We hope we succeeded, but it did reinforce the fact that phrasal verbs are an absolutely integral part of natural English. There can be tendency for students to rationalize their avoidance of phrasal verbs by characterising them as idiomatic and informal, and therefore outside the basic core of the language. There are, of course, phrasal verbs that are very informal, but there are also phrasal verbs that are very definitely formal – both are highlighted in our book. But there is also a middle ground of common, useful phrasal verbs that can be used in any register.
I thought it would be interesting to look at phrasal verb use in two newspapers of contrasting registers and readerships: The Telegraph, hardly known for its trendy informality, and, at the other end of the spectrum, The Mirror. I looked at three stories: one about a soldier killed in Afghanistan, one on William and Kate’s visit to Canada, and one on the funding of care for the elderly (characteristically headlined ‘£80,000 care fees for middle-class pensioners’ in The Telegraph, and ‘£2bn Granny Tax Shock’ in The Mirror.) I identified the phrasal verbs used in the reporting; and found the following:
Death of British soldier in Afghanistan
British sources played down speculation …
Ruthless fanatics carried out the execution in Helmand …
… allegations the local troops handed him over to a death squad …
… fears the Taliban had carried out the snatch after being tipped off that David Cameron was making a secret visit …
…the situation is safe enough to pull out hundreds more soldiers next year …
…Mr Cameron insisted he will press ahead with his troop cuts.
William and Kate in rowing race in Canada
…team Kate got off to a slow start.
The Duchess …pulled out after palace officials privately expressed concerns …
… showed him how to carry out an emergency landing …
… took photographs as her husband carried out the technique …
… the only air sea rescue force who regularly carry out ‘waterbirding’ …
… William had showed off his piloting skills …
The prince revelled in his team’s dragon boat victory …
The couple looked …relaxed … as they joked around outdoors.
… the prince showed off his moves with the help of the Canadian armed forces …
…he was very pleased to have pulled it off.
Funding care for elderly
The state would pick up bills above this cap.
..individuals would be expected to take out insurance.
…an overhaul of the way the elderly are looked after.
…the report, which sets out a ‘once in a lifetime chance’ to offer the nation’s elderly care …
…will allow them to plan ahead for how they wish to meet these costs.

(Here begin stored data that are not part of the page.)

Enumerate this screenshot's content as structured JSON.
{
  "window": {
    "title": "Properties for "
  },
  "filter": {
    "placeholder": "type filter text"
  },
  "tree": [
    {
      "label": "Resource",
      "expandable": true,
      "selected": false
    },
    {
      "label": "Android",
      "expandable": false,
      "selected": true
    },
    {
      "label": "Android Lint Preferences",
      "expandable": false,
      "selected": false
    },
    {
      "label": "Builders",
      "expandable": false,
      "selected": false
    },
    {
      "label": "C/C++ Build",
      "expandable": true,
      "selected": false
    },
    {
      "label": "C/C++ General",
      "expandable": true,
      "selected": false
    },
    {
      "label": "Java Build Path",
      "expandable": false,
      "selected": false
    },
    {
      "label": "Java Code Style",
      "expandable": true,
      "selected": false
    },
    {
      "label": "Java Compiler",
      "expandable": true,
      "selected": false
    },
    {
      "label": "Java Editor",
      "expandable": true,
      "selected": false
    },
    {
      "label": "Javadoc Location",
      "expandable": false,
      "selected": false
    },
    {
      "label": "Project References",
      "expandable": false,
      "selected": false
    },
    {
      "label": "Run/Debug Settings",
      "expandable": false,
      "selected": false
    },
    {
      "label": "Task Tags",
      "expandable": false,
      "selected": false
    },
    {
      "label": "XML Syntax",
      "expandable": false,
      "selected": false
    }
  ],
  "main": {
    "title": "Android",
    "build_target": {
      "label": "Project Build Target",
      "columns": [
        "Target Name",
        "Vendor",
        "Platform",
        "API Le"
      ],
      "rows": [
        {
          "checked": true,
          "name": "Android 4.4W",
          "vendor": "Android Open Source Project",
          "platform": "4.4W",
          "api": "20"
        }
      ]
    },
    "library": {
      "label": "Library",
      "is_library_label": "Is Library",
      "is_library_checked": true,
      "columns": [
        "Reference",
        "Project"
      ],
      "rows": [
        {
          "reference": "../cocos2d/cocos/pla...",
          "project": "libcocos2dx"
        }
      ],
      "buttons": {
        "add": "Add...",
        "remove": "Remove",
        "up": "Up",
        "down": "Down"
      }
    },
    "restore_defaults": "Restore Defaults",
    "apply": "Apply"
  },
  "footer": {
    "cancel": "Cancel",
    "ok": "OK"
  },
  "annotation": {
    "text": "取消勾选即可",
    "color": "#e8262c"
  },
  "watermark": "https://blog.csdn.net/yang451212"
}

…disappointment if a white paper on the recommendations was not carried out by next Easter …
…a date for when the Government would bring forward legislation.
Here are a few observations:
- If you only teach one phrasal verb to your intermediate students with a view to news comprehension, make it carry out! This phrasal verb occurred with startling frequency, and not only in these articles.
- The Telegraph used more phrasal verbs in the article about William and Kate than it did in the other two, perhaps because of the more light-hearted nature of the story.
- The Mirror used significantly more phrasal verbs than The Telegraph.
- Interestingly, although points 2 and 3 above might give weight to the ‘phrasal verbs are for informal contexts’ argument, if we look at the actual phrasal verbs used, the vast majority are not informal at all, and neither are they being used in informal contexts. I have to say that I am not entirely sure what to make of this – perhaps the phrasal verbs are somehow felt to contribute to a chattier and more accessible style, even though they are not intrinsically informal.
Of course, this is a tiny sample, but it is clear that you can pick up any newspaper and find phrasal verbs scattered throughout its articles. Another important point is that there are several examples here where it would be very difficult to substitute the phrasal verb with another verb or verbal phrase. For instance ‘take out insurance’ is simply the way we express that concept; no other verb will really do. So if learners of English are striving for naturalness, they cannot avoid phrasal verbs, much as they might want to.